Seniors who downed two cups of hot cocoa daily performed better on thinking and memory tests that those who didn’t – and had better blood flow to their brains.
Other studies have linked consuming chocolate to reduced blood pressure, lower risk for stroke and better cholesterol levels.
Now that you know it’s good for you – as well as good tasting – make yourself a cup (or two) on these cold winter days. This low-calorie hot cocoa mix is just the ticket for a quick and warming chocolate fix.
Low-calorie Viennese Hot Cocoa Mix
8 cups nonfat dry milk powder
1 ¼ cups unsweetened cocoa powder
30 packets sugar substitute, low-calorie, or the equivalent of 1 ¼ cups granulated sugar
½ cup instant coffee granules
2 tbsp. ground cinnamon
In a large bowl, whisk or stir all ingredients until very well blended.
Pack in clean, dry jars with tight-fitting lids. This keeps indefinitely at room temperature.
To make hot cocoa: Dissolve 1/3 cup mix in eight ounces hot water, skim milk or milk alternative such as soy, almond or coconut.
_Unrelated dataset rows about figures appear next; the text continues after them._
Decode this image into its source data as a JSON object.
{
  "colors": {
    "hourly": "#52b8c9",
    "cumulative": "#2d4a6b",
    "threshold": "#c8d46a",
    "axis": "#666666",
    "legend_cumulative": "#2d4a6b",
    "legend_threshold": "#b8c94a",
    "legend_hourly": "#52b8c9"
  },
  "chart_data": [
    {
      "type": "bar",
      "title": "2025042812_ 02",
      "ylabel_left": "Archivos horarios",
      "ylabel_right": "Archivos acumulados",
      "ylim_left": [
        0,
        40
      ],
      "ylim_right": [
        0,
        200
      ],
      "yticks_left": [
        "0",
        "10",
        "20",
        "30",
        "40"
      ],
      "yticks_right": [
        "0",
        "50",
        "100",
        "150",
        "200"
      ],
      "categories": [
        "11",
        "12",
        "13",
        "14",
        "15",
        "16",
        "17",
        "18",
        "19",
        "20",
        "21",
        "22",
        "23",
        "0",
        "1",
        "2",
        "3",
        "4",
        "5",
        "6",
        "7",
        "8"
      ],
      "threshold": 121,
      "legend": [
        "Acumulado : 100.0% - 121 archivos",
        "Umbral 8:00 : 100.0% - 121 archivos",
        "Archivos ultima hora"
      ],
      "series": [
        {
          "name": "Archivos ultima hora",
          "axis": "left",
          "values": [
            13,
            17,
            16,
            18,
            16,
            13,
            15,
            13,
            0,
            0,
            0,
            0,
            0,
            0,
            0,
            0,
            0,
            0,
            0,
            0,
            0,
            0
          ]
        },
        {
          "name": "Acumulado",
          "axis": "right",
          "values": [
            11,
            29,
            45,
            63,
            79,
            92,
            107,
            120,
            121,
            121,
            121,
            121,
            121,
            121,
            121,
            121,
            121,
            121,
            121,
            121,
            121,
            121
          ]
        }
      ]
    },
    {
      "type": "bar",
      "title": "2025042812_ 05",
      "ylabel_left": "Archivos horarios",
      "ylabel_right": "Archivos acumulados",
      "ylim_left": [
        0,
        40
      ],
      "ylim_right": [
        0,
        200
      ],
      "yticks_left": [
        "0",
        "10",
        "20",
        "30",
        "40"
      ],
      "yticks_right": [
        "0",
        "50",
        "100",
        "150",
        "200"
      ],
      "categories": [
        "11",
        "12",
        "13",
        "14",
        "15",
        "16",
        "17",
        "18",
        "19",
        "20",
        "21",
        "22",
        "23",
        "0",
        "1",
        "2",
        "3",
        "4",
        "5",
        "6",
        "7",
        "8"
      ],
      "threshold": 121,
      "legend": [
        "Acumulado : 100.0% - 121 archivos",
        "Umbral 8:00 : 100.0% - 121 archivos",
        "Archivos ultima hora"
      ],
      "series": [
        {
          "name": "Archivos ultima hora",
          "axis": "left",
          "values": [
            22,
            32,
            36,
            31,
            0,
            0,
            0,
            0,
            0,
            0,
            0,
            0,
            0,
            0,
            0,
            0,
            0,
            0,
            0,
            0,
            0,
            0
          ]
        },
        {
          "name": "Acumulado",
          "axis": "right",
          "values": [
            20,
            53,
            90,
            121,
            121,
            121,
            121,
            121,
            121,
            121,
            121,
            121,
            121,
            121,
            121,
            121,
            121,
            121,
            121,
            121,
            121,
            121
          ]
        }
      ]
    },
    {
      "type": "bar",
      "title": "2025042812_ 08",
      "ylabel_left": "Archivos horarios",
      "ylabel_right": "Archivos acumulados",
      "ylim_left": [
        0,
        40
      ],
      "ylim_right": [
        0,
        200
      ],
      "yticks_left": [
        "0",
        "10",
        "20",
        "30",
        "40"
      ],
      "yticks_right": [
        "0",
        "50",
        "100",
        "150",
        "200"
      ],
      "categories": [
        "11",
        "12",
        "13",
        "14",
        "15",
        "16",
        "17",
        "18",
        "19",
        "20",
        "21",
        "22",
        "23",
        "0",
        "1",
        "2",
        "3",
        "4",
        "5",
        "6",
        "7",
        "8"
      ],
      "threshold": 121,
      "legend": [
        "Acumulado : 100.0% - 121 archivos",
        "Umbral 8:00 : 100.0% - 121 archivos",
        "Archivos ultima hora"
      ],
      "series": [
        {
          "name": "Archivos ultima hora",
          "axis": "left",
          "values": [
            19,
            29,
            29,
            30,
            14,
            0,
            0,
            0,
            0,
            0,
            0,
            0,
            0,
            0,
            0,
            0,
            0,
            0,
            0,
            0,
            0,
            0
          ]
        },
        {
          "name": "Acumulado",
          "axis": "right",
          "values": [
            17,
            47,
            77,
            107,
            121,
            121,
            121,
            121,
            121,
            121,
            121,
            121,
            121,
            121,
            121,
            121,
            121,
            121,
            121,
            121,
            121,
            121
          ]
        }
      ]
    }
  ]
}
Yield: eight cups.
Calories per serving: 102
(From the Lighten Up the Holidays booklet, Baptist Health Louisville Cardiac Rehabilitation.)
For a more rich and calorie-laden version, try this:
1 square sweetened chocolate
2 to 4 tbsp. sugar
Few grains of salt
½ cup hot water
3 ½ cups scalded milk*
Melt chocolate in heavy pan or top half of double boiler. Add sugar, salt and hot water. Boil until smooth and glossy, stirring as needed.
Add milk and reheat. The flavor is improved if the mixture is allowed to stand for 20 to 30 minutes or longer before serving. Garnish with whipped cream or place a marshmallow in the bottom of the cup before the beverage is poured. Place a 3- to 4-inch stick of peppermint candy in each cup as a stirrer.
*For a slightly more virtuous take, use 1 or 2 percent milk, or almond milk. If using almond milk, do not scald.